The application of information operations during future wars likely will be near the top of the agenda for the new defense leadership. The field is considered key to irregular warfare, which many defense officials believe to be the predominant type of conflict facing America in the foreseeable future.
An August draft version of a yet-unreleased policy directive governing IW says information ops are crucial for neutralizing “adversary propaganda” during Iraq-style counterinsurgency campaigns, as we reported in September.
Exactly how this should be done isn’t all that clear yet, according to experts and officials, who say some thorny issues remain to be resolved.
For example, one question is who should be in charge of conducting information operations. “IO authorities have been a subject of much contention from the outset over a decade ago,” one expert writes.

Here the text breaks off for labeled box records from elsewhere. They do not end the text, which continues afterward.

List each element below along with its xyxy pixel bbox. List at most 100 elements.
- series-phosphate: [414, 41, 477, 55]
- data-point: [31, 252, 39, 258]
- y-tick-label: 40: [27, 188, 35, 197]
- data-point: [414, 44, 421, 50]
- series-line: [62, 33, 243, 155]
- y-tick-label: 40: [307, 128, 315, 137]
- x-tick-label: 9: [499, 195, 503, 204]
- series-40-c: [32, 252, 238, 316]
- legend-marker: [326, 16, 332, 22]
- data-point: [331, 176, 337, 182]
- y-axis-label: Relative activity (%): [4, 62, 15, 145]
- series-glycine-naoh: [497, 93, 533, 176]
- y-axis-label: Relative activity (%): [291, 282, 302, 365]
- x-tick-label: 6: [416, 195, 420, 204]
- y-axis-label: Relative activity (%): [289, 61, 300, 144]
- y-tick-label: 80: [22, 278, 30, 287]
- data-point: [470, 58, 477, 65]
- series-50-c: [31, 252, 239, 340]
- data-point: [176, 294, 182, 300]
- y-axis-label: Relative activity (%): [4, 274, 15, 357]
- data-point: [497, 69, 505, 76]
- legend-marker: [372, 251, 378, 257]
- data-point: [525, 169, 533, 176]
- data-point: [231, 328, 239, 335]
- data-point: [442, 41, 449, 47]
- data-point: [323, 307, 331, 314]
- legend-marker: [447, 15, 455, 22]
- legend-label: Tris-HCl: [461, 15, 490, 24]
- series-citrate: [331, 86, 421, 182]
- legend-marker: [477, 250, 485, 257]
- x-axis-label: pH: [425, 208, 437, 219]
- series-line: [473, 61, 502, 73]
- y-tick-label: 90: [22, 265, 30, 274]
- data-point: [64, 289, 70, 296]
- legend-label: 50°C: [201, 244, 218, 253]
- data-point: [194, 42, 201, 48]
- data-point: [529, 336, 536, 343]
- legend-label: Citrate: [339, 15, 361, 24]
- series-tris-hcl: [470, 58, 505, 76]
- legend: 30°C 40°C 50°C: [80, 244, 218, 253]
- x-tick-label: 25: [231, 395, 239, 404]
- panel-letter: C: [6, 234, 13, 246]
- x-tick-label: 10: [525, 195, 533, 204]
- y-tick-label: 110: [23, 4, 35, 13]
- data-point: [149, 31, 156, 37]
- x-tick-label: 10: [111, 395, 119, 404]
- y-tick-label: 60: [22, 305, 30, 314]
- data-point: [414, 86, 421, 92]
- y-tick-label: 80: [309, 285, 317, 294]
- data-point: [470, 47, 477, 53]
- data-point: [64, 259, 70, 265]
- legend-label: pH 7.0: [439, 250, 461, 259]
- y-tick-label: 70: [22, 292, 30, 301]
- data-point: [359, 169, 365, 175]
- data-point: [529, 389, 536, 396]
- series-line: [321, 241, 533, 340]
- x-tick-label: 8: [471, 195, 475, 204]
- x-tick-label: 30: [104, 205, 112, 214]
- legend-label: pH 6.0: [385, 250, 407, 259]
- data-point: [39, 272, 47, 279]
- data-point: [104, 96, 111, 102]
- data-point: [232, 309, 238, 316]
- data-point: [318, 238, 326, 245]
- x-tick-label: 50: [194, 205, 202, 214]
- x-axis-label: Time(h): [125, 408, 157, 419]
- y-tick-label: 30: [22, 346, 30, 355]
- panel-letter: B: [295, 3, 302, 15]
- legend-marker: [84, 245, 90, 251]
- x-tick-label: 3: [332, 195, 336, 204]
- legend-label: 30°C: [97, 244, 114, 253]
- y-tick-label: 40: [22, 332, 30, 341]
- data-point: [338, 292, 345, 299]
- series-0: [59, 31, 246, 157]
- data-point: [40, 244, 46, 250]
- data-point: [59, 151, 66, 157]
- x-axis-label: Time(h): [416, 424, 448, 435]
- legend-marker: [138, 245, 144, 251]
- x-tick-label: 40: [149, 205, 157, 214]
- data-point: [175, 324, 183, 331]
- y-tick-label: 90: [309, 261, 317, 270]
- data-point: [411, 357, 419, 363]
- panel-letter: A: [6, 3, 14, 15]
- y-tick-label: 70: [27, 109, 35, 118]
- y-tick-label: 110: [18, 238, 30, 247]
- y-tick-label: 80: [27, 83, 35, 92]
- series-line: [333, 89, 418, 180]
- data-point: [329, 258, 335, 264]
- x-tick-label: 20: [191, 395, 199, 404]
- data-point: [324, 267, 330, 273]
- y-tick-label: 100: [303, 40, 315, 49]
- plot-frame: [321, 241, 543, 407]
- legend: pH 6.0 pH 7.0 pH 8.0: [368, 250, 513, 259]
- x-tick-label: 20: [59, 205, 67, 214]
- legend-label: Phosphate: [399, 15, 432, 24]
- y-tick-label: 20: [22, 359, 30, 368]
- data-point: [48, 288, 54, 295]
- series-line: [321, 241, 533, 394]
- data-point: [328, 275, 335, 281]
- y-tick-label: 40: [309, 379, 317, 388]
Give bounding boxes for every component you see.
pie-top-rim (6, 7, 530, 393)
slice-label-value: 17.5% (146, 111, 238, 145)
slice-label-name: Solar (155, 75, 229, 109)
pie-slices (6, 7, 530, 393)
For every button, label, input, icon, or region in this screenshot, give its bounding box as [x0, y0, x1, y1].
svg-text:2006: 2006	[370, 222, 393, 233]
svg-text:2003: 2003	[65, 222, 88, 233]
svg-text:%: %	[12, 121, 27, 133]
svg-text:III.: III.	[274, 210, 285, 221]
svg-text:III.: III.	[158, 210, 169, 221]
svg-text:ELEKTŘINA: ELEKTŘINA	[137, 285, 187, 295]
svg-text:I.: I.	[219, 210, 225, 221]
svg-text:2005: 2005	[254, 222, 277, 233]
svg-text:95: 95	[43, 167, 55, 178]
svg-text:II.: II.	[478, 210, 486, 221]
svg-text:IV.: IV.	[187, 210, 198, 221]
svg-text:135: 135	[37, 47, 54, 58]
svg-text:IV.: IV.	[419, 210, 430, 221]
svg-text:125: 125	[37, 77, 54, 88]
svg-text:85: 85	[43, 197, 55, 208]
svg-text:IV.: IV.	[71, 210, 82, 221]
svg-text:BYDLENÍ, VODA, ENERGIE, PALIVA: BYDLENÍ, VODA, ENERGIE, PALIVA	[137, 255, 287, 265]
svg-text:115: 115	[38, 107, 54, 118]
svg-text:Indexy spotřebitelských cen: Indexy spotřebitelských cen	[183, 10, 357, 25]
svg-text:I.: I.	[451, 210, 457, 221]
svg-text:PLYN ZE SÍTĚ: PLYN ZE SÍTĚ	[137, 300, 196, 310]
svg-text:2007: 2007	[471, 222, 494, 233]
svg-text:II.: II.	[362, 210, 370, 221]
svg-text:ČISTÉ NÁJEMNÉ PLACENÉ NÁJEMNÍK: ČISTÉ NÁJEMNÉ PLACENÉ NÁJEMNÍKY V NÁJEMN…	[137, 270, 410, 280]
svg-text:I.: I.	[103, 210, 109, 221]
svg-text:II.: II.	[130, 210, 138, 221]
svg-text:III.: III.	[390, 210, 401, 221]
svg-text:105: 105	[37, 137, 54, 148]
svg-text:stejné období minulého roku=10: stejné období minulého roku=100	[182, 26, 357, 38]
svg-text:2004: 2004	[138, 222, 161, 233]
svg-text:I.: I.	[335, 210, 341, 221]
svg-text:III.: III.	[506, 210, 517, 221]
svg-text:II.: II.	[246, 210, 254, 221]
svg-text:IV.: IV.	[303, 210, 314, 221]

While the authority to employ IO initially rested solely with the “national command authority,” which consists of the president and the defense secretary, the combatant commanders were given more power over IO some years ago, this expert said. “Now ((it is)) a bit of pulling and hauling, with many hoping a balanced result will ensue.”
There also were instances of friction among the COCOMs themselves, we’re told. One official described a “food fight” breaking out at one point over operational control of IO forces and equipment between U.S. Strategic Command and U.S. Central Command as part of the military’s “Countering Adversary Use of the Internet” program.
That program targets the online propaganda efforts of violent Islamic extremists, we reported last month.
In that context, the now-declassified Rumsfeld-era information operations roadmap, from 2003, remains a great read.